Root is scheduled to return to District Court April 19 regarding the seven charges of having a dog at large, according to online court records.

She has also been charged with four counts of dog license violations and one count of having a dog at large in a separate case. She is scheduled to be in court April 9 on those charges, according to records.

Although Root said she is close to her animals and her daughter said previously her mother has taken in strays, another member of the family pleaded guilty to animal cruelty charges four years ago.

Root's great-granddaughter, Megan Dawn Wagoner, who is now 22, pleaded guilty to one count of mutilating an animal in 2010. Wagoner was living at Root's home at the time and was accused of killing a stray cat, then skinning it.

Wagoner spent two months in jail in 2011.She is currently on supervised probation and has a 17-month-old son.

Gifford said Wagoner, who is her adopted daughter and is the biological daughter of Root's grandson, did not kill the cat, but did skin it, and pleaded guilty on the recommendation of her public defender to get less jail time.

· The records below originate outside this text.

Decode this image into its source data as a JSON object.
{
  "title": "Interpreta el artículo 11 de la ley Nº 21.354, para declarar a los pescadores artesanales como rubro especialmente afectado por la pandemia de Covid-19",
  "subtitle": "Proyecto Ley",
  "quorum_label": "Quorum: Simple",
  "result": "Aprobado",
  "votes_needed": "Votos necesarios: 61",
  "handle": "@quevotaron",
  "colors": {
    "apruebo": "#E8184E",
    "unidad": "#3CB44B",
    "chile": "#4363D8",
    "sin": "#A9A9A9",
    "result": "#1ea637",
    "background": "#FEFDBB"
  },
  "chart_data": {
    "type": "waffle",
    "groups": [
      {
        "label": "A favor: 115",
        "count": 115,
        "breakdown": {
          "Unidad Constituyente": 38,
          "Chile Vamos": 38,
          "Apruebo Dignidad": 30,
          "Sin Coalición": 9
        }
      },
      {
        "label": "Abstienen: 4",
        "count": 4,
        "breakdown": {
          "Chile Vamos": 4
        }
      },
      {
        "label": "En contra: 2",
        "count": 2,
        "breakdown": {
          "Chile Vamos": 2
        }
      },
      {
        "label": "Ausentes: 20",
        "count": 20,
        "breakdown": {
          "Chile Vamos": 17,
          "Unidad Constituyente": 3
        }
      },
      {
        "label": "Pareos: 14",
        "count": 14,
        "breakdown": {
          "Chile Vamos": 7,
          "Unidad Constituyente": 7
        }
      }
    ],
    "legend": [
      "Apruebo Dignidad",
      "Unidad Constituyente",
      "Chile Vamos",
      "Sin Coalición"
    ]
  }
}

Gifford said her adopted daughter had been told by the person who killed to cat to skin it.

"She didn't think that she was going to do anything wrong, and she's trying to come forward with that," Gifford said.

Root said she met a number of younger women while in jail and found herself just as concerned about their situations.

"Going into the jail, it was even more of an eye opener, because I got to see these young girls . . . I felt more for them, more compassion," she said.